Secrets from the Treasury’s Survey: It looks like China bought a lot of equities just before the stock market tumbled
Late on Friday, the US Treasury released the preliminary results of its annual survey of foreign portfolio investment in the US. That always makes for an interesting weekend.
The survey offers the best picture of the impact large central banks and sovereign funds have had on global financial markets. It just comes out with a long lag. And as I will argue later, it is, for all its virtues, it still paints an incomplete picture of the activities of official investors.
But it still reveals a few secrets, not the least about China.
It turns out that China bought significantly fewer Treasuries from the middle of 2007 to the middle of 2008 than I had projected – and a lot more equities. China also was – as expected – a very large buyer of Agencies (particularly mortgage backed securities with an Agency guarantee, often called “Agency pass-throughs”) from mid-2007 to mid-2008.
China consequently entered the “Lehman” crisis with a somewhat riskier portfolio than I thought. The bulk of China’s portfolio, to be sure, was in Treasuries, Agencies and comparable European bonds. But it now looks like well over 10% of SAFE’s portfolio was invested in “risk” assets of various kinds — equities and corporate bonds.

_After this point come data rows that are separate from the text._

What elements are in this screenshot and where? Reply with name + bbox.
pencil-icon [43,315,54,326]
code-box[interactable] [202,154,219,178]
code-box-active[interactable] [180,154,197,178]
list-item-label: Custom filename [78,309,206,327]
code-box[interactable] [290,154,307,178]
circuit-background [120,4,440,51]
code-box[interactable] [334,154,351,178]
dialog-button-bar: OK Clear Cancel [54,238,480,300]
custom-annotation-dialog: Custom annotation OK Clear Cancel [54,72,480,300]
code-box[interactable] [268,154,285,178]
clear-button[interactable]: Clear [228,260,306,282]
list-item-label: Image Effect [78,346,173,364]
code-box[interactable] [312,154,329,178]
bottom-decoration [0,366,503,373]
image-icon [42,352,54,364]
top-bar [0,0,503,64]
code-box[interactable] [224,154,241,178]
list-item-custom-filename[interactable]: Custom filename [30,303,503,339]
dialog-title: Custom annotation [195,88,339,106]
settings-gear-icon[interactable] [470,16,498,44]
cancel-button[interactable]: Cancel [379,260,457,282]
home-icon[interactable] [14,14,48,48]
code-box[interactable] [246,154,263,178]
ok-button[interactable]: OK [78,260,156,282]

That likely explains why China reversed course and fled to safety this fall. China got burned. SAFE (not-so-SAFE?) especially.
The survey data indicates that China had $521.91 billion of long-term Treasuries at the end of June 2008 (up $53.4 billion from June 2007) and $527.05 billion of long-term Agencies at the end of June 2008 (up $150.73 b from June 2007). China consequently entered into the crisis with more exposure to the Agencies than to the Treasury.